Verdachte heeft, nadat tussen hem en zijn latere slachtoffer als verkeersdeelnemers enige animositeit was ontstaan, [slachtoffer] meermalen geslagen. Door zijn handelen heeft verdachte pijn en letsel bij het slachtoffer veroorzaakt en heeft hij de lichamelijke integriteit van het slachtoffer aangetast.
Het hof heeft kennis genomen van een verdachte betreffend uittreksel uit het algemeen documentatieregister d.d. 16 januari 2009, waaruit blijkt dat verdachte niet eerder ter zake van een soortgelijk strafbaar feit is veroordeeld.
Het hof heeft voorts rekening gehouden met de draagkracht van verdachte voor zover daarvan uit de stukken in het dossier blijkt.
Het hof is met de advocaat-generaal van oordeel dat het bewezenverklaarde feit oplegging van na te melden geldboete rechtvaardigt.

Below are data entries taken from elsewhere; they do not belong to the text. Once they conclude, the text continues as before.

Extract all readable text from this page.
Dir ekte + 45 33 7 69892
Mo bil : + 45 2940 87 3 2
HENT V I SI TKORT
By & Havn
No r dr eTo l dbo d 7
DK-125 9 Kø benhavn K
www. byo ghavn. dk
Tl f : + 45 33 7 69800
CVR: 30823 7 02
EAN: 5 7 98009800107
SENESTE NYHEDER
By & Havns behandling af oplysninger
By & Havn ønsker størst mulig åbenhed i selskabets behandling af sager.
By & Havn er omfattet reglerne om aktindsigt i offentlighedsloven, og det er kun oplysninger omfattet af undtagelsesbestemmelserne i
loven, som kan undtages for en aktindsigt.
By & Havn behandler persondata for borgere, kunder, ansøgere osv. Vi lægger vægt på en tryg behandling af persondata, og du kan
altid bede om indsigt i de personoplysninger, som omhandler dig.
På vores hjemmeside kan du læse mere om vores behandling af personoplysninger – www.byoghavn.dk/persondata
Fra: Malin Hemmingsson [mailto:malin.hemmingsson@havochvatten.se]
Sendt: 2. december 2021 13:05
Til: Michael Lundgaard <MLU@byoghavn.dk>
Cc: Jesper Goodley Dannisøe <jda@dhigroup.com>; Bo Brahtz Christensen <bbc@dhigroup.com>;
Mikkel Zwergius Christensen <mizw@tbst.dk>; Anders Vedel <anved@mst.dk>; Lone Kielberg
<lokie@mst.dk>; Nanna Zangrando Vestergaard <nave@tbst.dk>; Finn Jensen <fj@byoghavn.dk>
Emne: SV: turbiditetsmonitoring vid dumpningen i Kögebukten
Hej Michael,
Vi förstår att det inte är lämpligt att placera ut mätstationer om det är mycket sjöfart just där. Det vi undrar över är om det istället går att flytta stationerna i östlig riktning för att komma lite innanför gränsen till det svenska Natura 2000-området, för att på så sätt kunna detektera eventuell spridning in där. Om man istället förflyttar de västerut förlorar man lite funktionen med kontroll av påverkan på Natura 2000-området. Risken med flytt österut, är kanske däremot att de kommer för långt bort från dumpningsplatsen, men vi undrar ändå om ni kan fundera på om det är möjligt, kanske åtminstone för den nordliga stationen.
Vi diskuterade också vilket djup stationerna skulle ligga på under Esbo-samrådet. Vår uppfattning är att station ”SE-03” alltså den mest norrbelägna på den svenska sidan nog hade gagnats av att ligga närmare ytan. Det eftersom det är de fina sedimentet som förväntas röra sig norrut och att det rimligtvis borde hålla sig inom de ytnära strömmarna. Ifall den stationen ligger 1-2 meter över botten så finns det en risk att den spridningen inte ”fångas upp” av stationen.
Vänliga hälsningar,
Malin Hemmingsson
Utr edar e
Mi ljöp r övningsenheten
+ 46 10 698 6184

Toepassing van wetsartikelen
Het hof heeft gelet op de artikelen 23, 24, 24c en 300 van het Wetboek van Strafrecht.
De uitspraak
HET HOF,
RECHT DOENDE OP HET HOGER BEROEP bij verstek:
vernietigt het vonnis, waarvan beroep, en opnieuw recht doende:
verklaart het verdachte ten laste gelegde bewezen en kwalificeert dit als hiervoor vermeld en verklaart dit feit en verdachte strafbaar;
veroordeelt verdachte [verdachte] tot een geldboete van honderdvijftig euro;
beveelt dat vervangende hechtenis voor de duur van drie dagen zal worden toegepast, indien noch volledige betaling noch volledig verhaal van het verschuldigde bedrag volgt;
verklaart niet bewezen hetgeen aan verdachte als voormeld meer of anders is ten laste gelegd dan hierboven als bewezen is aangenomen en spreekt verdachte daarvan vrij.
Dit arrest is aldus gewezen door mr. O. Anjewierden, voorzitter, mr. K. Lahuis en mr. G.J. Niezink, in tegenwoordigheid van mr. A. Meester als griffier, zijnde mr. Niezink voornoemd buiten staat dit arrest mede te ondertekenen.